The Highly Pathogenic Avian Influenza (HPAI) virus has

The Highly Pathogenic Avian Influenza (HPAI) virus has spread throughout 32 states and crop farmers are being asked to do their part in helping to prevent the spread of the disease. (Photo credit: Iowa Soybean Association)

Crop farmers can help prevent the spread of HPAI

May 12, 2022 | Kriss Nelson

Highly Pathogenic Avian Influenza (HPAI) virus has taken flight again, affecting poultry stock in 32 states.

There has been evidence most of the positive cases have been due to wild bird introductions rather than farm-to-farm lateral transmissions.

Iowa Egg Council Executive Director Kevin Stiles says if there is anything good to say about this year’s HPAI outbreak are the lessons learned from seven years ago.

“Our farmers learned from 2015,” he says. “Farmers invested money and resources into improving their biosecurity best practices. I am very proud of our farmers, organization and industry for our progress.”

Stiles says biosecurity on the state’s poultry farms is at its highest operational levels and will remain at that rigorous level of protection for the foreseeable future.

“We are in close contact with USDA and the Iowa Department of Agriculture and Land Stewardship, and we are grateful for their support,” says Stiles.

Preventing the spread 

In addition to poultry farmers doing what they can to slow the spread of HPAI, crop farmers can also play a part.

Driving around Iowa this spring, you cannot help but notice the number of migrating birds in the sky and on the ground. The migrating geese, ducks and other wild birds will often stop in a farm field for rest and a meal. While there, they naturally leave feces in the field.

According to the Iowa Turkey Federation, recent testing has shown that up to 40% of the migrating wild birds carry HPAI. This is how the virus can spread to turkeys and egg layers on the farm.

Research has also shown the avian influenza virus can survive for more than a month in bird droppings in cold weather and for nearly a week in warmer temperatures. 

Dried bird droppings in the fields and can potentially become aerosolized when the soil is disturbed.
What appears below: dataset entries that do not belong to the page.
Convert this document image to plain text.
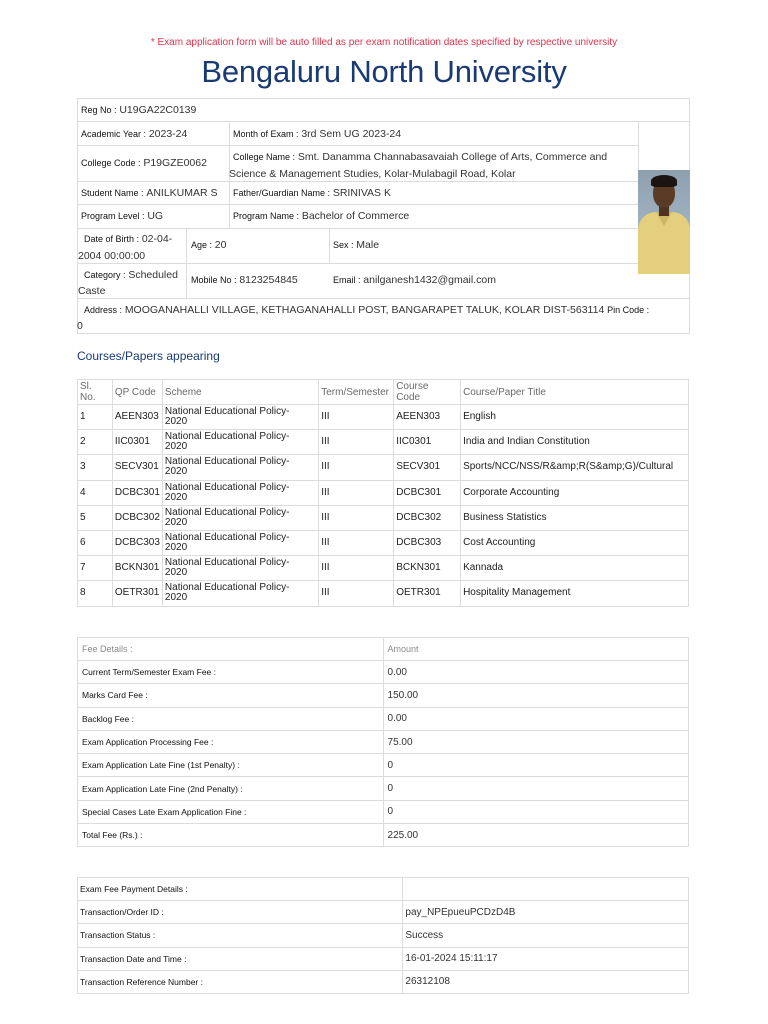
* Exam application form will be auto filled as per exam notification dates specified by respective university
Bengaluru North University
Reg No : U19GA22C0139
Academic Year : 2023-24	Month of Exam : 3rd Sem UG 2023-24
College Code : P19GZE0062	College Name : Smt. Danamma Channabasavaiah College of Arts, Commerce and
Science & Management Studies, Kolar-Mulabagil Road, Kolar
Student Name : ANILKUMAR S Father/Guardian Name : SRINIVAS K
Program Level : UG	Program Name : Bachelor of Commerce
Date of Birth : 02-04-
2004 00:00:00
Age : 20	Sex : Male
Category : Scheduled
Caste
Mobile No : 8123254845	Email : anilganesh1432@gmail.com
Address : MOOGANAHALLI VILLAGE, KETHAGANAHALLI POST, BANGARAPET TALUK, KOLAR DIST-563114 Pin Code :
0
Courses/Papers appearing
Sl.
No.	QP Code	Scheme	Term/Semester	Course
Code	Course/Paper Title
1	AEEN303	National Educational Policy-
2020	III	AEEN303	English
2	IIC0301	National Educational Policy-
2020	III	IIC0301	India and Indian Constitution
3	SECV301	National Educational Policy-
2020	III	SECV301	Sports/NCC/NSS/R&amp;R(S&amp;G)/Cultural
4	DCBC301	National Educational Policy-
2020	III	DCBC301	Corporate Accounting
5	DCBC302	National Educational Policy-
2020	III	DCBC302	Business Statistics
6	DCBC303	National Educational Policy-
2020	III	DCBC303	Cost Accounting
7	BCKN301	National Educational Policy-
2020	III	BCKN301	Kannada
8	OETR301	National Educational Policy-
2020	III	OETR301	Hospitality Management
Fee Details :	Amount
Current Term/Semester Exam Fee :	0.00
Marks Card Fee :	150.00
Backlog Fee :	0.00
Exam Application Processing Fee :	75.00
Exam Application Late Fine (1st Penalty) :	0
Exam Application Late Fine (2nd Penalty) :	0
Special Cases Late Exam Application Fine :	0
Total Fee (Rs.) :	225.00
Exam Fee Payment Details :	
Transaction/Order ID :	pay_NPEpueuPCDzD4B
Transaction Status :	Success
Transaction Date and Time :	16-01-2024 15:11:17
Transaction Reference Number :	26312108
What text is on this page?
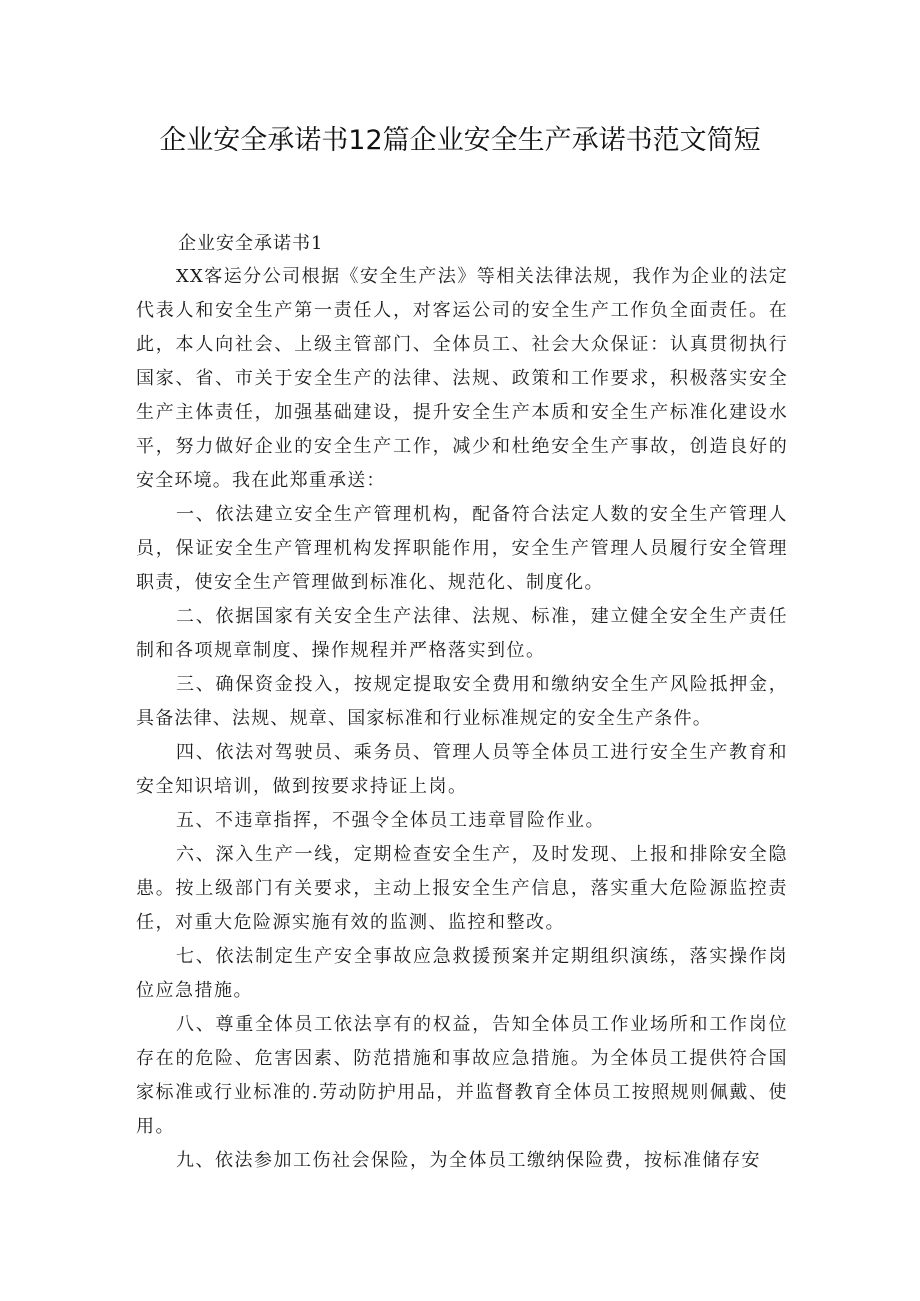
企业安全承诺书12篇企业安全生产承诺书范文简短

企业安全承诺书1

XX客运分公司根据《安全生产法》等相关法律法规，我作为企业的法定代表人和安全生产第一责任人，对客运公司的安全生产工作负全面责任。在此，本人向社会、上级主管部门、全体员工、社会大众保证：认真贯彻执行国家、省、市关于安全生产的法律、法规、政策和工作要求，积极落实安全生产主体责任，加强基础建设，提升安全生产本质和安全生产标准化建设水平，努力做好企业的安全生产工作，减少和杜绝安全生产事故，创造良好的安全环境。我在此郑重承送：

一、依法建立安全生产管理机构，配备符合法定人数的安全生产管理人员，保证安全生产管理机构发挥职能作用，安全生产管理人员履行安全管理职责，使安全生产管理做到标准化、规范化、制度化。

二、依据国家有关安全生产法律、法规、标准，建立健全安全生产责任制和各项规章制度、操作规程并严格落实到位。

三、确保资金投入，按规定提取安全费用和缴纳安全生产风险抵押金，具备法律、法规、规章、国家标准和行业标准规定的安全生产条件。

四、依法对驾驶员、乘务员、管理人员等全体员工进行安全生产教育和安全知识培训，做到按要求持证上岗。

五、不违章指挥，不强令全体员工违章冒险作业。

六、深入生产一线，定期检查安全生产，及时发现、上报和排除安全隐患。按上级部门有关要求，主动上报安全生产信息，落实重大危险源监控责任，对重大危险源实施有效的监测、监控和整改。

七、依法制定生产安全事故应急救援预案并定期组织演练，落实操作岗位应急措施。

八、尊重全体员工依法享有的权益，告知全体员工作业场所和工作岗位存在的危险、危害因素、防范措施和事故应急措施。为全体员工提供符合国家标准或行业标准的.劳动防护用品，并监督教育全体员工按照规则佩戴、使用。

九、依法参加工伤社会保险，为全体员工缴纳保险费，按标准储存安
This allows the virus to spread via dust in the wind.

What can crop farmers do to help prevent the spread of HPAI to Iowa’s turkeys and layers?

  1. Consider the location of your neighbor’s barns while deciding when to work a field.
  2. Check what direction the wind is blowing. Is it possible to arrange fieldwork to days the wind is not blowing toward the barns?
  3. Communicate with your neighbors. If they know you will be working the field, they may be able to mitigate the risk.

 "I appreciate Iowa crop farmers’ awareness of the current avian influenza outbreak,” says Ben Slinger, Iowa Turkey Federation president and Ellsworth farmer. Being cognitive of their field location and talking to us before they disturb the fields really helps enhance our farms’ biosecurity.”

Effects on the soybean industry

Regardless of the extent of HPAI, there is no doubt it will impact Iowa’s soybean industry, Stiles says.

Iowa is the No. 1 in egg production, where one out of every six eggs produced in the country comes from the state.

In a 2019 Iowa Egg Industry report, he says Iowa layer hens consumed 531,320 tons of soybeans alone

“Currently, we are down 20% in layer numbers. That is going to have an impact,” Stiles says. “We hope this is a short-term impact on soybean usage in Iowa.”

Food safety and HPAI 

Stiles said there are no food safety concerns with HPAI, so consumers can be confident it is safe to consume poultry products.

“We want to reassure people this is an animal health disease and cannot be transmitted through eggs, meat or any type of poultry product,” he says.